An appeals courts has blocked the purge. The state Supreme Court had previously deadlocked 3-3 on a request to take up the case. The deadlock, however, was due to the recusal of one of the Court’s conservative justices, who was up for election in April. At the time, the conservative justice, Daniel Kelly, said he would sit the case out while it stood to affect voters in his race.

Kelly ultimately lost his election, which took place in April, during the state’s coronavirus outbreak. Kelly lost even after the GOP successfully got courts to block attempts to either delay the election or extend absentee voting in it.

In late April, Kelly announced that he was un-recusing from the voter purge case. That apparently gave the court’s conservative bloc the votes it needed to break the deadlock and take up the case. (One of the court’s four conservative justices had sided with the court’s two liberals.)

The case was brought in 2019 by the conservative group Wisconsin Institute for Law & Liberty, which alleged that the Wisconsin Elections Commission was not moving quickly enough to purge the voters.

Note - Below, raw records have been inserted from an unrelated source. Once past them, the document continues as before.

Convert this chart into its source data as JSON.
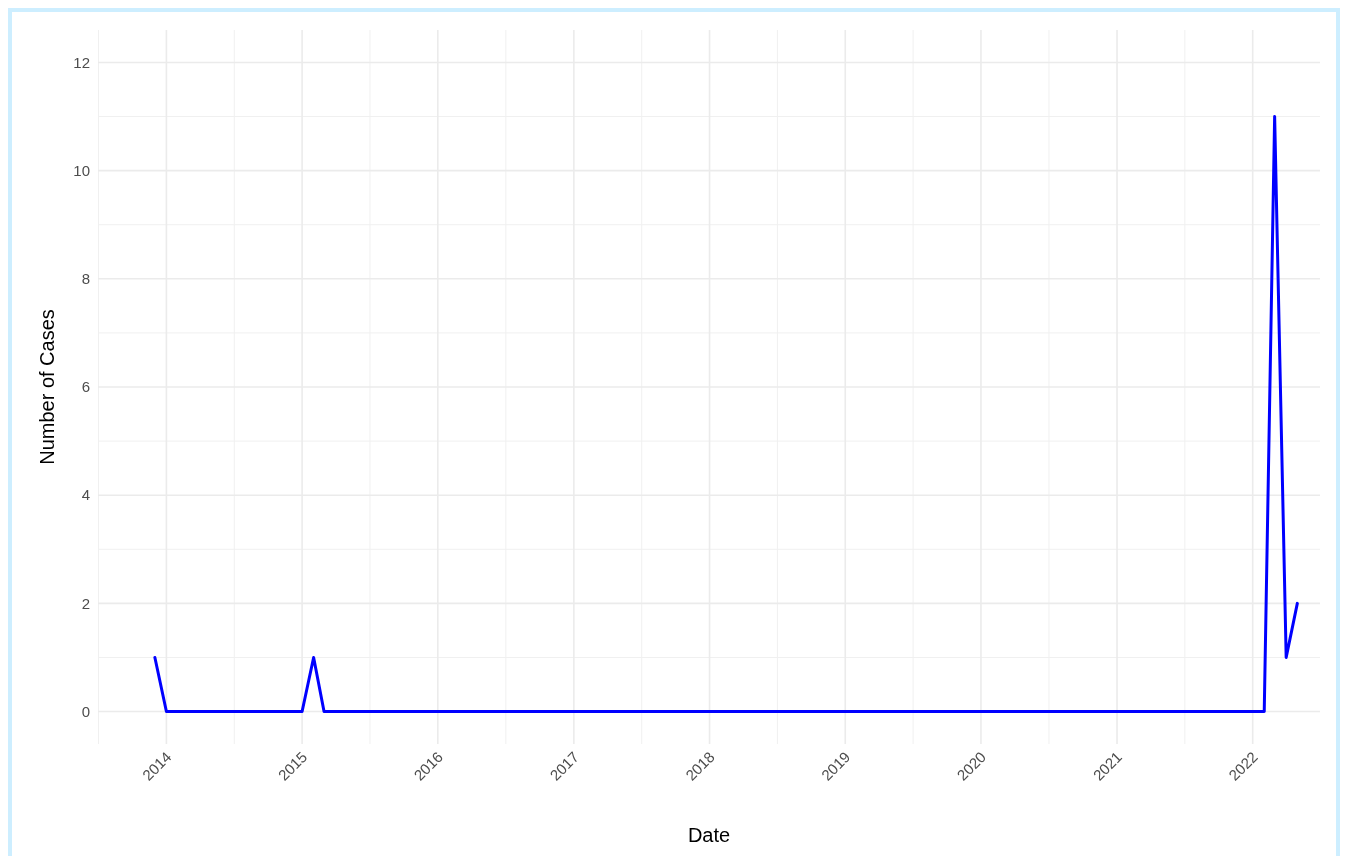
{
  "chart_data": {
    "type": "line",
    "xlabel": "Date",
    "ylabel": "Number of Cases",
    "x": [
      "2013-12",
      "2014-01",
      "2015-01",
      "2015-02",
      "2015-03",
      "2022-02",
      "2022-03",
      "2022-04",
      "2022-05"
    ],
    "series": [
      {
        "color": "#0000ff",
        "values": [
          1,
          0,
          0,
          1,
          0,
          0,
          11,
          1,
          2
        ]
      }
    ],
    "xlim": [
      "2013-07",
      "2022-07"
    ],
    "xticks": [
      "2014",
      "2015",
      "2016",
      "2017",
      "2018",
      "2019",
      "2020",
      "2021",
      "2022"
    ],
    "ylim": [
      -0.6,
      12.6
    ],
    "yticks": [
      0,
      2,
      4,
      6,
      8,
      10,
      12
    ],
    "grid": true,
    "marker": "none",
    "line_style": "solid"
  }
}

A county judge sided with the conservative group — and even held the commission in contempt for defying his order to remove the voters while it appealed the case.

An appeals court reversed both moves in February, but only after Wisconsin Institute for Law & Liberty was unable to get an intervention from the deadlocked state Supreme Court.

Now Wisconsin’s highest court is taking another bite at the apple, a move made possible by Kelly’s un-recusal. Kelly will step down on August 1 to make way for his replacement, Jill Karofsky, who was supported in the election by Democrats. It’s unclear whether that timetable will allow for Kelly to participate in the final decision, given the 60 days usually allotted for briefing, according to the Milwaukee Journal Sentinel.